During those presentations it was agreed that until such a time that these state-owned enterprises demonstrate the capability to deal with corporate governance issues within them they are not going to be funded anymore.
And besides that, the PIC has over-invested in these state-owned enterprises, which has a risk factor that comes with it. We were shocked yesterday afternoon when we saw the joint statement of both the PIC and GPF, saying that they had decided to give Eskom a soft loan. We saw it as a sense of betrayal and lies that have been told to us.
I must also say that we had an impromptu meeting with the PIC today. They came to see the PSA to explain themselves. And from the explanation that they gave us, they obviously thought, or that’s what say, that GPF had consulted because, according to their respondent, GPF said that this was a board decision. But we now know that it was never a board decision. This was a decision that was taken by the chairperson of the GPF and the CEO. Also we find it very strange for them to go above the board and just take such a huge decision on behalf of the pension fund and members.
But nonetheless they then assured the PSA today that they are guaranteeing that this money would be back in the PIC’s account within 30 days. And on the system they will confirm to us exactly the date on which that money will be banked, because they’ve got surety from banks that the delay in assisting Eskom was just an administrative delay. Once they release that money they will give the PIC the money back and it will go back into the coffers of the PIC.
TUMISANG NDLOVU: They have indicated that there was an agreement in place that the PIC would not be lending money state-owned enterprises until some sort of proof is given that they are able to move on from a terrible fiscal position.
Wouldn’t you say that changes in the leadership of Eskom, especially the board – is that not an indication of Eskom as an state-owned enterprise trying to move forward and fix the rot?

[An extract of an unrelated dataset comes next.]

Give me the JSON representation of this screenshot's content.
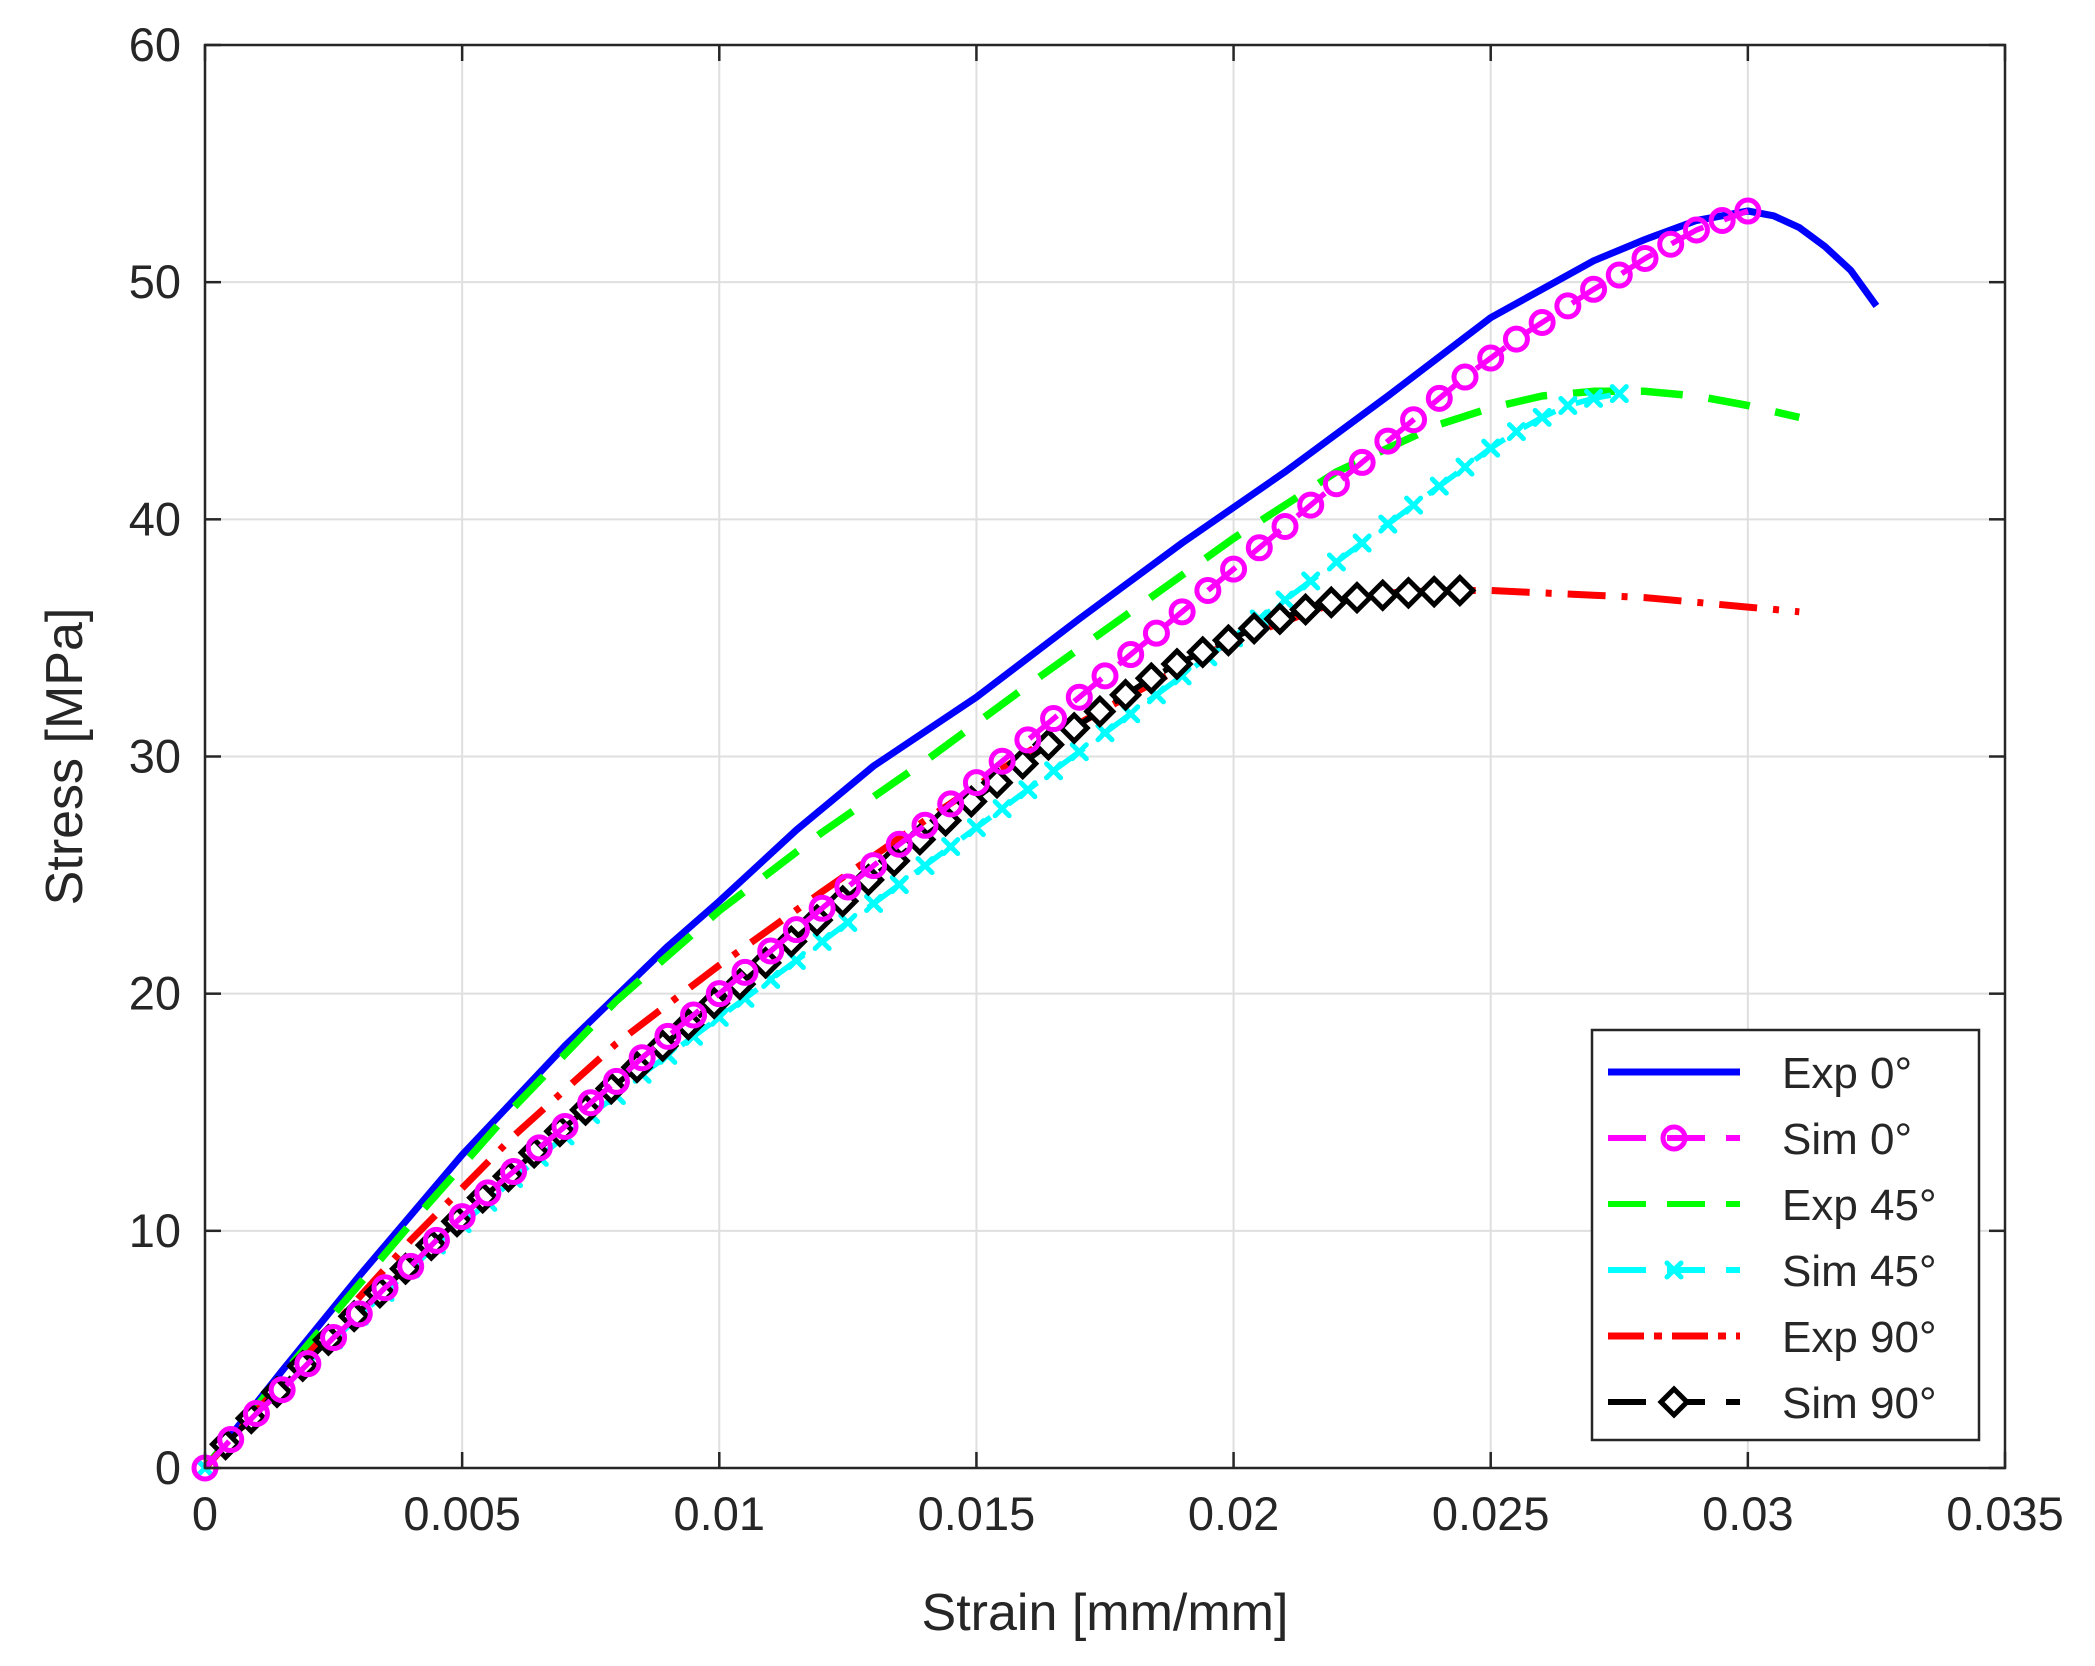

TAHIR MAEPA: It’s a step in the right direction, but we cannot say with certainty. We don’t know these people, we don’t know what they are capable of doing, we don’t know their resolve. At the end of the day remember the whole situation in Eskom is quite a complex problem, where a lot of powerful people have been accused of being part of the state capture project. And you will still have there people like [unclear] who’ve been ministers there, you still have Malusi Gigaba being the minister of finance.
So there is no way that we can become positive that simply the new board automatically will result in good corporate governance. They must prove it by action. That is not something that is going to happen overnight. We wish them well. We want them to succeed, but while they are doing that they must leave our money alone.